Both CEOs want the CRTC to introduce fee-for-carriage so broadcasters will be able to charge cable and satellite providers for local ‘over-the-air’ programming that’s traditionally been free. Fecan and Asper want companies such as Rogers Communications, Shaw Communications and Bell ExpressVu to pay about 50 cents per channel per monthly subscriber. Cable companies have said they will pass this expense on to consumers.
‘We need the CRTC to help us fix the cracks in the system. It will help us support local content,’ Asper argued. ‘The foundation is cracking,’ added Fecan. ‘Something will have to give unless we can shape the right business model.’
CTV and Canwest maintain that fee-for-carriage will give them a second revenue stream – in addition to advertising – that will help pay for Canadian content. Both CEOs maintain that they need the extra cash because revenues are down due to audience fragmentation, higher programming costs and the expense of transitioning from analog to digital.
Both Fecan and Asper warned that if the current rules don’t change, it will be hard for their companies to continue to put money into conventional broadcasting. ‘If one sector of the business isn’t working, we have to look at whether it’s a good place to keep investing,’ said Asper.
But CRTC vice-chair Michel Arpin accused both companies of apocalyptic thinking, saying, ‘Your statements are quite alarmist. You talk about cracks in the foundation. I have the impression that you’re talking about the end of the era of conventional broadcasting.’
Asper replied that restrictions outlined in the Broadcasting Act – which treats broadcasting as a public service – limit his company’s ability to adapt in a rapidly changing media environment.

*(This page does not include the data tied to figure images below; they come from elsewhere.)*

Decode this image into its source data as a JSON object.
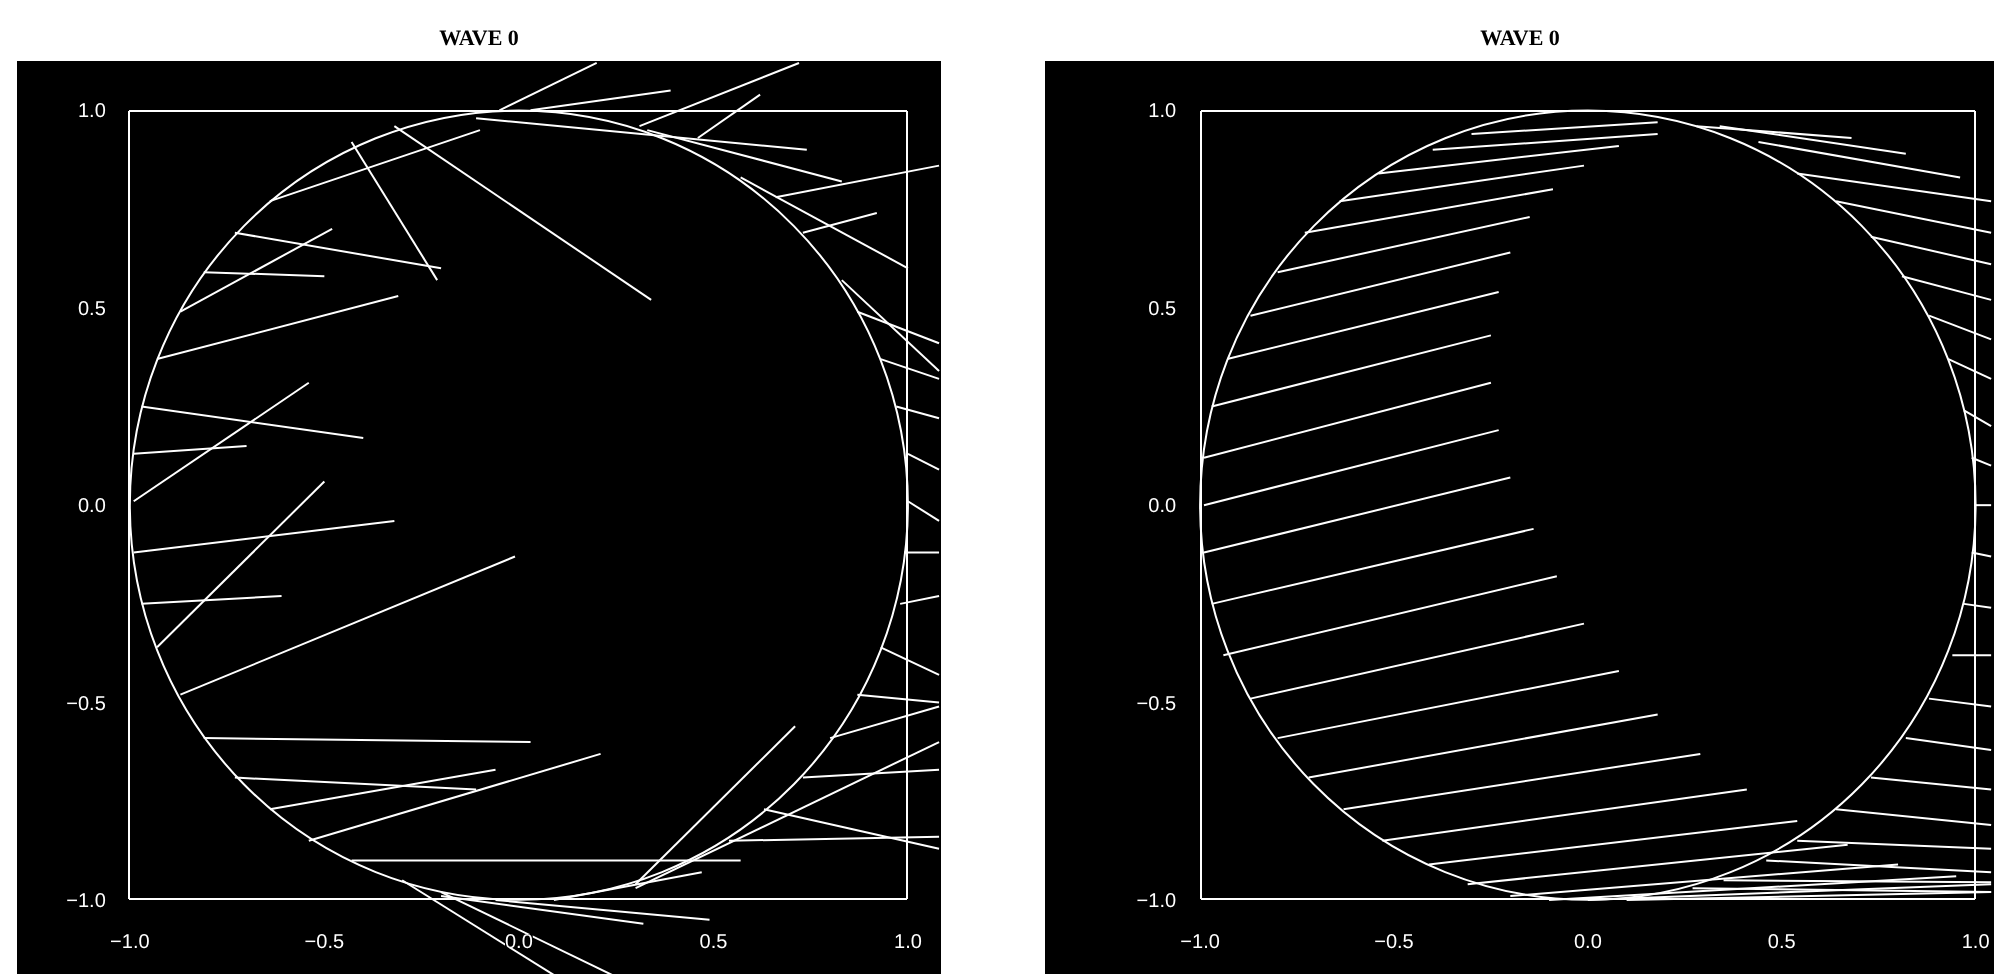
{
  "chart_data": [
    {
      "type": "line",
      "title": "WAVE 0",
      "xlim": [
        -1.29,
        1.085
      ],
      "ylim": [
        -1.19,
        1.125
      ],
      "xticks": [
        {
          "value": -1.0,
          "label": "−1.0"
        },
        {
          "value": -0.5,
          "label": "−0.5"
        },
        {
          "value": 0.0,
          "label": "0.0"
        },
        {
          "value": 0.5,
          "label": "0.5"
        },
        {
          "value": 1.0,
          "label": "1.0"
        }
      ],
      "yticks": [
        {
          "value": -1.0,
          "label": "−1.0"
        },
        {
          "value": -0.5,
          "label": "−0.5"
        },
        {
          "value": 0.0,
          "label": "0.0"
        },
        {
          "value": 0.5,
          "label": "0.5"
        },
        {
          "value": 1.0,
          "label": "1.0"
        }
      ],
      "series": [
        {
          "color": "#ffffff",
          "x": [
            -0.99,
            -0.7
          ],
          "values": [
            0.13,
            0.15
          ]
        },
        {
          "color": "#ffffff",
          "x": [
            -0.99,
            -0.54
          ],
          "values": [
            0.01,
            0.31
          ]
        },
        {
          "color": "#ffffff",
          "x": [
            -0.97,
            -0.4
          ],
          "values": [
            0.25,
            0.17
          ]
        },
        {
          "color": "#ffffff",
          "x": [
            -0.93,
            -0.31
          ],
          "values": [
            0.37,
            0.53
          ]
        },
        {
          "color": "#ffffff",
          "x": [
            -0.87,
            -0.48
          ],
          "values": [
            0.49,
            0.7
          ]
        },
        {
          "color": "#ffffff",
          "x": [
            -0.81,
            -0.5
          ],
          "values": [
            0.59,
            0.58
          ]
        },
        {
          "color": "#ffffff",
          "x": [
            -0.73,
            -0.2
          ],
          "values": [
            0.69,
            0.6
          ]
        },
        {
          "color": "#ffffff",
          "x": [
            -0.64,
            -0.1
          ],
          "values": [
            0.77,
            0.95
          ]
        },
        {
          "color": "#ffffff",
          "x": [
            -0.43,
            -0.21
          ],
          "values": [
            0.92,
            0.57
          ]
        },
        {
          "color": "#ffffff",
          "x": [
            -0.32,
            0.34
          ],
          "values": [
            0.96,
            0.52
          ]
        },
        {
          "color": "#ffffff",
          "x": [
            -0.05,
            0.2
          ],
          "values": [
            1.0,
            1.12
          ]
        },
        {
          "color": "#ffffff",
          "x": [
            0.03,
            0.39
          ],
          "values": [
            1.0,
            1.05
          ]
        },
        {
          "color": "#ffffff",
          "x": [
            0.31,
            0.72
          ],
          "values": [
            0.96,
            1.12
          ]
        },
        {
          "color": "#ffffff",
          "x": [
            -0.11,
            0.74
          ],
          "values": [
            0.98,
            0.9
          ]
        },
        {
          "color": "#ffffff",
          "x": [
            0.46,
            0.62
          ],
          "values": [
            0.93,
            1.04
          ]
        },
        {
          "color": "#ffffff",
          "x": [
            0.33,
            0.83
          ],
          "values": [
            0.95,
            0.82
          ]
        },
        {
          "color": "#ffffff",
          "x": [
            0.66,
            1.08
          ],
          "values": [
            0.78,
            0.86
          ]
        },
        {
          "color": "#ffffff",
          "x": [
            0.57,
            1.0
          ],
          "values": [
            0.83,
            0.6
          ]
        },
        {
          "color": "#ffffff",
          "x": [
            0.73,
            0.92
          ],
          "values": [
            0.69,
            0.74
          ]
        },
        {
          "color": "#ffffff",
          "x": [
            0.87,
            1.08
          ],
          "values": [
            0.49,
            0.41
          ]
        },
        {
          "color": "#ffffff",
          "x": [
            0.83,
            1.08
          ],
          "values": [
            0.57,
            0.34
          ]
        },
        {
          "color": "#ffffff",
          "x": [
            0.93,
            1.08
          ],
          "values": [
            0.37,
            0.32
          ]
        },
        {
          "color": "#ffffff",
          "x": [
            0.97,
            1.08
          ],
          "values": [
            0.25,
            0.22
          ]
        },
        {
          "color": "#ffffff",
          "x": [
            1.0,
            1.08
          ],
          "values": [
            0.13,
            0.09
          ]
        },
        {
          "color": "#ffffff",
          "x": [
            1.0,
            1.08
          ],
          "values": [
            0.01,
            -0.04
          ]
        },
        {
          "color": "#ffffff",
          "x": [
            0.99,
            1.08
          ],
          "values": [
            -0.12,
            -0.12
          ]
        },
        {
          "color": "#ffffff",
          "x": [
            0.98,
            1.08
          ],
          "values": [
            -0.25,
            -0.23
          ]
        },
        {
          "color": "#ffffff",
          "x": [
            0.93,
            1.08
          ],
          "values": [
            -0.36,
            -0.43
          ]
        },
        {
          "color": "#ffffff",
          "x": [
            0.87,
            1.08
          ],
          "values": [
            -0.48,
            -0.5
          ]
        },
        {
          "color": "#ffffff",
          "x": [
            0.8,
            1.08
          ],
          "values": [
            -0.59,
            -0.51
          ]
        },
        {
          "color": "#ffffff",
          "x": [
            0.73,
            1.08
          ],
          "values": [
            -0.69,
            -0.67
          ]
        },
        {
          "color": "#ffffff",
          "x": [
            0.63,
            1.08
          ],
          "values": [
            -0.77,
            -0.87
          ]
        },
        {
          "color": "#ffffff",
          "x": [
            0.54,
            1.08
          ],
          "values": [
            -0.85,
            -0.84
          ]
        },
        {
          "color": "#ffffff",
          "x": [
            0.3,
            1.08
          ],
          "values": [
            -0.97,
            -0.6
          ]
        },
        {
          "color": "#ffffff",
          "x": [
            0.3,
            0.71
          ],
          "values": [
            -0.96,
            -0.56
          ]
        },
        {
          "color": "#ffffff",
          "x": [
            0.09,
            0.47
          ],
          "values": [
            -1.0,
            -0.93
          ]
        },
        {
          "color": "#ffffff",
          "x": [
            -0.2,
            0.32
          ],
          "values": [
            -0.99,
            -1.06
          ]
        },
        {
          "color": "#ffffff",
          "x": [
            -0.06,
            0.49
          ],
          "values": [
            -1.0,
            -1.05
          ]
        },
        {
          "color": "#ffffff",
          "x": [
            -0.3,
            0.09
          ],
          "values": [
            -0.95,
            -1.19
          ]
        },
        {
          "color": "#ffffff",
          "x": [
            -0.2,
            0.24
          ],
          "values": [
            -0.98,
            -1.19
          ]
        },
        {
          "color": "#ffffff",
          "x": [
            -0.99,
            -0.32
          ],
          "values": [
            -0.12,
            -0.04
          ]
        },
        {
          "color": "#ffffff",
          "x": [
            -0.97,
            -0.61
          ],
          "values": [
            -0.25,
            -0.23
          ]
        },
        {
          "color": "#ffffff",
          "x": [
            -0.93,
            -0.5
          ],
          "values": [
            -0.36,
            0.06
          ]
        },
        {
          "color": "#ffffff",
          "x": [
            -0.87,
            -0.01
          ],
          "values": [
            -0.48,
            -0.13
          ]
        },
        {
          "color": "#ffffff",
          "x": [
            -0.81,
            0.03
          ],
          "values": [
            -0.59,
            -0.6
          ]
        },
        {
          "color": "#ffffff",
          "x": [
            -0.73,
            -0.11
          ],
          "values": [
            -0.69,
            -0.72
          ]
        },
        {
          "color": "#ffffff",
          "x": [
            -0.64,
            -0.06
          ],
          "values": [
            -0.77,
            -0.67
          ]
        },
        {
          "color": "#ffffff",
          "x": [
            -0.54,
            0.21
          ],
          "values": [
            -0.85,
            -0.63
          ]
        },
        {
          "color": "#ffffff",
          "x": [
            -0.43,
            0.57
          ],
          "values": [
            -0.9,
            -0.9
          ]
        }
      ]
    },
    {
      "type": "line",
      "title": "WAVE 0",
      "xlim": [
        -1.4,
        1.05
      ],
      "ylim": [
        -1.19,
        1.125
      ],
      "xticks": [
        {
          "value": -1.0,
          "label": "−1.0"
        },
        {
          "value": -0.5,
          "label": "−0.5"
        },
        {
          "value": 0.0,
          "label": "0.0"
        },
        {
          "value": 0.5,
          "label": "0.5"
        },
        {
          "value": 1.0,
          "label": "1.0"
        }
      ],
      "yticks": [
        {
          "value": -1.0,
          "label": "−1.0"
        },
        {
          "value": -0.5,
          "label": "−0.5"
        },
        {
          "value": 0.0,
          "label": "0.0"
        },
        {
          "value": 0.5,
          "label": "0.5"
        },
        {
          "value": 1.0,
          "label": "1.0"
        }
      ],
      "series": [
        {
          "color": "#ffffff",
          "x": [
            -0.3,
            0.18
          ],
          "values": [
            0.94,
            0.97
          ]
        },
        {
          "color": "#ffffff",
          "x": [
            -0.4,
            0.18
          ],
          "values": [
            0.9,
            0.94
          ]
        },
        {
          "color": "#ffffff",
          "x": [
            -0.54,
            0.08
          ],
          "values": [
            0.84,
            0.91
          ]
        },
        {
          "color": "#ffffff",
          "x": [
            -0.64,
            -0.01
          ],
          "values": [
            0.77,
            0.86
          ]
        },
        {
          "color": "#ffffff",
          "x": [
            -0.73,
            -0.09
          ],
          "values": [
            0.69,
            0.8
          ]
        },
        {
          "color": "#ffffff",
          "x": [
            -0.8,
            -0.15
          ],
          "values": [
            0.59,
            0.73
          ]
        },
        {
          "color": "#ffffff",
          "x": [
            -0.87,
            -0.2
          ],
          "values": [
            0.48,
            0.64
          ]
        },
        {
          "color": "#ffffff",
          "x": [
            -0.93,
            -0.23
          ],
          "values": [
            0.37,
            0.54
          ]
        },
        {
          "color": "#ffffff",
          "x": [
            -0.97,
            -0.25
          ],
          "values": [
            0.25,
            0.43
          ]
        },
        {
          "color": "#ffffff",
          "x": [
            -0.99,
            -0.25
          ],
          "values": [
            0.12,
            0.31
          ]
        },
        {
          "color": "#ffffff",
          "x": [
            -0.99,
            -0.23
          ],
          "values": [
            0.0,
            0.19
          ]
        },
        {
          "color": "#ffffff",
          "x": [
            -0.99,
            -0.2
          ],
          "values": [
            -0.12,
            0.07
          ]
        },
        {
          "color": "#ffffff",
          "x": [
            -0.97,
            -0.14
          ],
          "values": [
            -0.25,
            -0.06
          ]
        },
        {
          "color": "#ffffff",
          "x": [
            -0.94,
            -0.08
          ],
          "values": [
            -0.38,
            -0.18
          ]
        },
        {
          "color": "#ffffff",
          "x": [
            -0.87,
            -0.01
          ],
          "values": [
            -0.49,
            -0.3
          ]
        },
        {
          "color": "#ffffff",
          "x": [
            -0.8,
            0.08
          ],
          "values": [
            -0.59,
            -0.42
          ]
        },
        {
          "color": "#ffffff",
          "x": [
            -0.72,
            0.18
          ],
          "values": [
            -0.69,
            -0.53
          ]
        },
        {
          "color": "#ffffff",
          "x": [
            -0.63,
            0.29
          ],
          "values": [
            -0.77,
            -0.63
          ]
        },
        {
          "color": "#ffffff",
          "x": [
            -0.53,
            0.41
          ],
          "values": [
            -0.85,
            -0.72
          ]
        },
        {
          "color": "#ffffff",
          "x": [
            -0.41,
            0.54
          ],
          "values": [
            -0.91,
            -0.8
          ]
        },
        {
          "color": "#ffffff",
          "x": [
            -0.31,
            0.67
          ],
          "values": [
            -0.96,
            -0.86
          ]
        },
        {
          "color": "#ffffff",
          "x": [
            -0.2,
            0.8
          ],
          "values": [
            -0.99,
            -0.91
          ]
        },
        {
          "color": "#ffffff",
          "x": [
            -0.1,
            0.95
          ],
          "values": [
            -1.0,
            -0.94
          ]
        },
        {
          "color": "#ffffff",
          "x": [
            0.0,
            1.04
          ],
          "values": [
            -1.0,
            -0.96
          ]
        },
        {
          "color": "#ffffff",
          "x": [
            0.1,
            1.04
          ],
          "values": [
            -1.0,
            -0.98
          ]
        },
        {
          "color": "#ffffff",
          "x": [
            0.28,
            0.68
          ],
          "values": [
            0.96,
            0.93
          ]
        },
        {
          "color": "#ffffff",
          "x": [
            0.34,
            0.82
          ],
          "values": [
            0.96,
            0.89
          ]
        },
        {
          "color": "#ffffff",
          "x": [
            0.44,
            0.96
          ],
          "values": [
            0.92,
            0.83
          ]
        },
        {
          "color": "#ffffff",
          "x": [
            0.54,
            1.04
          ],
          "values": [
            0.84,
            0.77
          ]
        },
        {
          "color": "#ffffff",
          "x": [
            0.64,
            1.04
          ],
          "values": [
            0.77,
            0.69
          ]
        },
        {
          "color": "#ffffff",
          "x": [
            0.73,
            1.04
          ],
          "values": [
            0.68,
            0.61
          ]
        },
        {
          "color": "#ffffff",
          "x": [
            0.81,
            1.04
          ],
          "values": [
            0.58,
            0.52
          ]
        },
        {
          "color": "#ffffff",
          "x": [
            0.88,
            1.04
          ],
          "values": [
            0.48,
            0.42
          ]
        },
        {
          "color": "#ffffff",
          "x": [
            0.93,
            1.04
          ],
          "values": [
            0.37,
            0.32
          ]
        },
        {
          "color": "#ffffff",
          "x": [
            0.97,
            1.04
          ],
          "values": [
            0.24,
            0.2
          ]
        },
        {
          "color": "#ffffff",
          "x": [
            0.99,
            1.04
          ],
          "values": [
            0.12,
            0.1
          ]
        },
        {
          "color": "#ffffff",
          "x": [
            1.0,
            1.04
          ],
          "values": [
            0.0,
            0.0
          ]
        },
        {
          "color": "#ffffff",
          "x": [
            0.99,
            1.04
          ],
          "values": [
            -0.12,
            -0.13
          ]
        },
        {
          "color": "#ffffff",
          "x": [
            0.97,
            1.04
          ],
          "values": [
            -0.25,
            -0.26
          ]
        },
        {
          "color": "#ffffff",
          "x": [
            0.94,
            1.04
          ],
          "values": [
            -0.38,
            -0.38
          ]
        },
        {
          "color": "#ffffff",
          "x": [
            0.88,
            1.04
          ],
          "values": [
            -0.49,
            -0.51
          ]
        },
        {
          "color": "#ffffff",
          "x": [
            0.82,
            1.04
          ],
          "values": [
            -0.59,
            -0.62
          ]
        },
        {
          "color": "#ffffff",
          "x": [
            0.73,
            1.04
          ],
          "values": [
            -0.69,
            -0.72
          ]
        },
        {
          "color": "#ffffff",
          "x": [
            0.64,
            1.04
          ],
          "values": [
            -0.77,
            -0.81
          ]
        },
        {
          "color": "#ffffff",
          "x": [
            0.54,
            1.04
          ],
          "values": [
            -0.85,
            -0.87
          ]
        },
        {
          "color": "#ffffff",
          "x": [
            0.46,
            1.04
          ],
          "values": [
            -0.9,
            -0.93
          ]
        },
        {
          "color": "#ffffff",
          "x": [
            0.35,
            1.04
          ],
          "values": [
            -0.95,
            -0.955
          ]
        },
        {
          "color": "#ffffff",
          "x": [
            0.27,
            1.04
          ],
          "values": [
            -0.97,
            -0.98
          ]
        }
      ]
    }
  ]
}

CRTC chairman Konrad von Finckenstein suggested that if the commission does decide to allow fee-for-carriage, it might insist that the channels spend more on Canadian programs and local news.

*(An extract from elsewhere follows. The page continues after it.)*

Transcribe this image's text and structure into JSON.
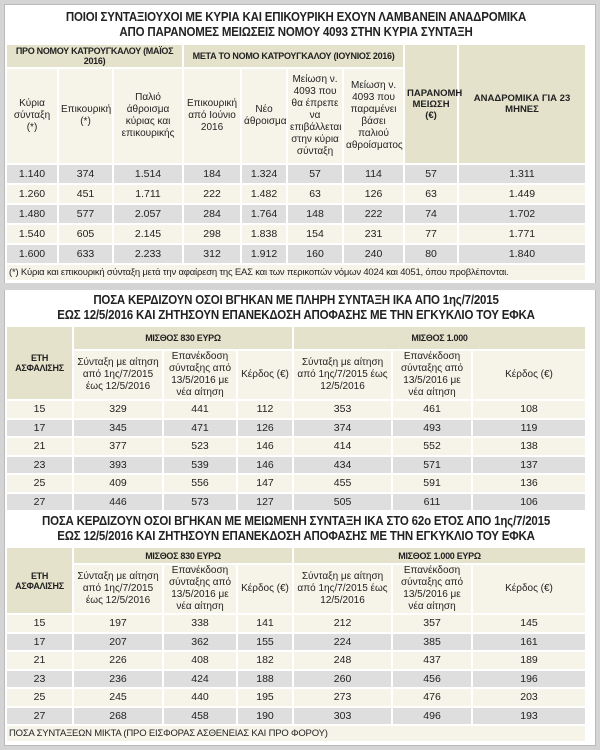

Countered Asper: ‘We have been wronged for a long time and we’d like to have that wrong righted, and we shouldn’t have to do something extra to right that wrong.’
The broadcasters also asked the commission to end carriage of distant signals and time-shifting, which they said robs them of about $93 million in advertising revenue. The hearings continue today, with appearances by ACTRA, the DGC and WGC, among others.